David Gill, the Manchester United chief executive, has revealed he is not immune to Sir Alex Ferguson's infamous "hairdryer" treatment in an insight into the manager's tendency to "blow his top" behind the scenes at Old Trafford.
Gill's working relationship with Ferguson is comfortably the strongest of any chief executive or chairman during the manager's quarter of a century in charge and can be accurately gauged by the fact it was the chief executive's idea last weekend to mark the 25th anniversary by renaming the North Stand at Old Trafford the Sir Alex Ferguson Stand and commission a statue, to be in place by August.
Gill, who replaced the Chelsea-bound Peter Kenyon in 2003, reflected that he and Ferguson now had a relationship in which "we trust each other implicitly" and, asked to describe the longest-serving manager in the business, he talked of someone who was "competitive, determined, generous and fascinating".

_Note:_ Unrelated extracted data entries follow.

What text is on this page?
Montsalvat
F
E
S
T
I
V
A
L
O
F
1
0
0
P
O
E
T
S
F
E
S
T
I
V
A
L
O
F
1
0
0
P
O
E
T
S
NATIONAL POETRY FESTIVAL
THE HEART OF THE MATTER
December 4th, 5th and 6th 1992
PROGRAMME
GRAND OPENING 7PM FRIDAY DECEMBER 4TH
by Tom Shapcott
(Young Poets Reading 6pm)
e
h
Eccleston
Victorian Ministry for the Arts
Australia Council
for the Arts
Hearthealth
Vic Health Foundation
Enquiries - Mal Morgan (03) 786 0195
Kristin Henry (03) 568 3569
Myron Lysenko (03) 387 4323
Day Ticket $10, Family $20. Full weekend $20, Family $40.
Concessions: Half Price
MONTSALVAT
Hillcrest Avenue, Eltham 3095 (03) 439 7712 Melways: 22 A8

However, there was also an insight into an occasionally tempestuous relationship in which Gill's position as the highest-ranking employee at Old Trafford, acting as the conduit with the Glazer family, did not always spare him the explosions of rage that led to the "hairdryer" tag, so named because of the way Ferguson will stand in front of his victim at such close proximity and shout so hard it resembles a blast of hot air.

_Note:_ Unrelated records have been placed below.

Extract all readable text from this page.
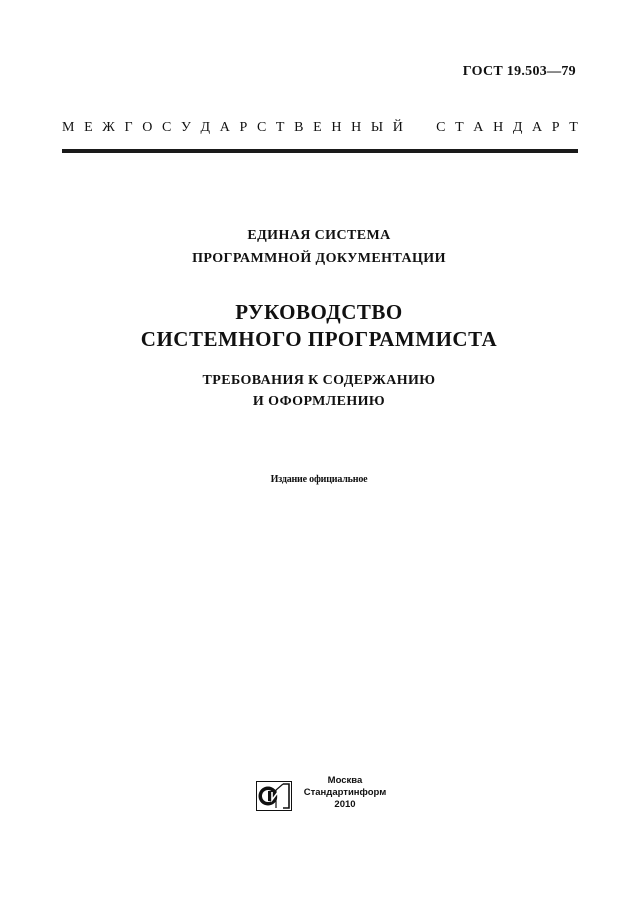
ГОСТ 19.503—79
М Е Ж Г О С У Д А Р С Т В Е Н Н Ы Й С Т А Н Д А Р Т
ЕДИНАЯ СИСТЕМА
ПРОГРАММНОЙ ДОКУМЕНТАЦИИ
РУКОВОДСТВО
СИСТЕМНОГО ПРОГРАММИСТА
ТРЕБОВАНИЯ К СОДЕРЖАНИЮ
И ОФОРМЛЕНИЮ
Издание официальное
Москва
Стандартинформ
2010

"I wouldn't say I'm exempt from the hairdryer but I would say I can give as good as I get," Gill said. "The important thing I notice from Alex is that there has been probably half a dozen of these hairdryer-type moments, give or take, over the last eight years as chief executive [but] he never sulks.
"He never carries it on and we move on. That's a great thing about Alex – he can have an opinion and blow his top but it's forgotten like that, and I think that's the true measure of the man."

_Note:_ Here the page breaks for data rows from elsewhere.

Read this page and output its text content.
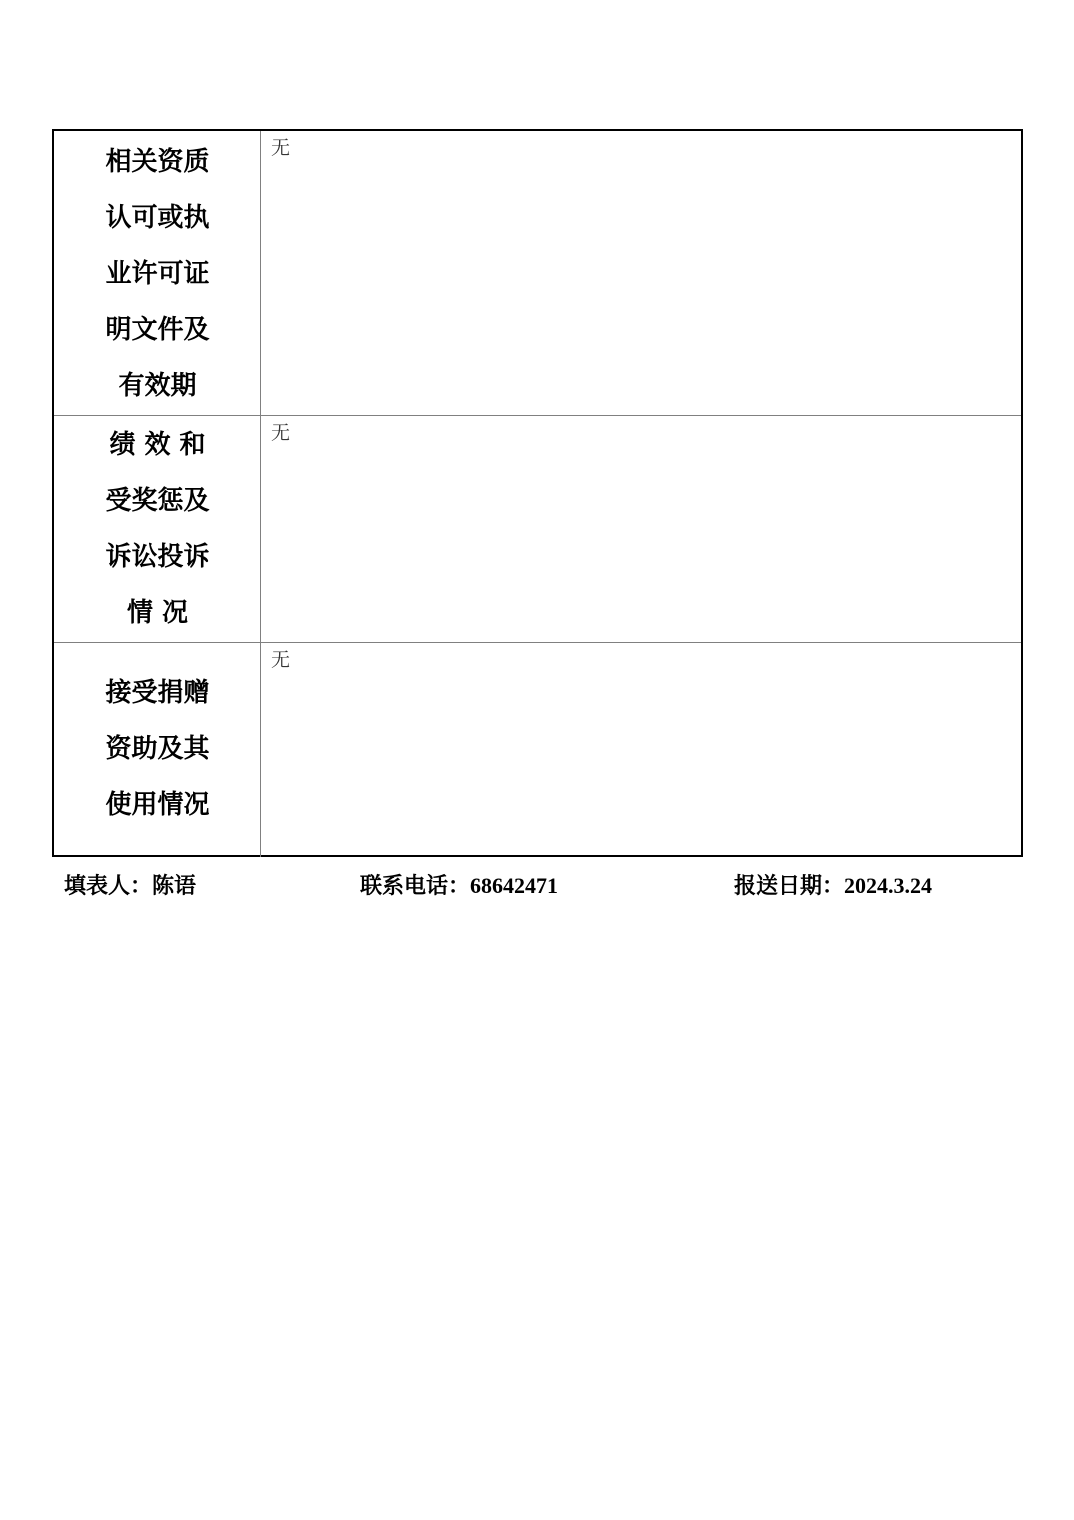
相关资质
认可或执
业许可证
明文件及
有效期
无
绩 效 和
受奖惩及
诉讼投诉
情 况
无
接受捐赠
资助及其
使用情况
无
填表人：陈语	联系电话：68642471	报送日期：2024.3.24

Ferguson has talked in the past week of continuing for another "three or four years yet" and Gill is acutely aware that the task of finding the manager's replacement may represent the most difficult challenge of his time at Old Trafford.
"Certainly it'll be difficult to replace him," he said. "It's naive to say anything other than that, but we are a great club whose values go back in history to the 1950s and 1960s and the last 25 years with Alex. To continue with that, the new manager needs to understand those values and the vision for the club and must buy into that.
"The important point is the new manager, whenever that may be and whoever that may be, will be taking over a great club and Alex in particular will want to make sure he inherits a great squad. That's our goal – to make sure when the new manager comes in he has a great squad in terms of age and profile."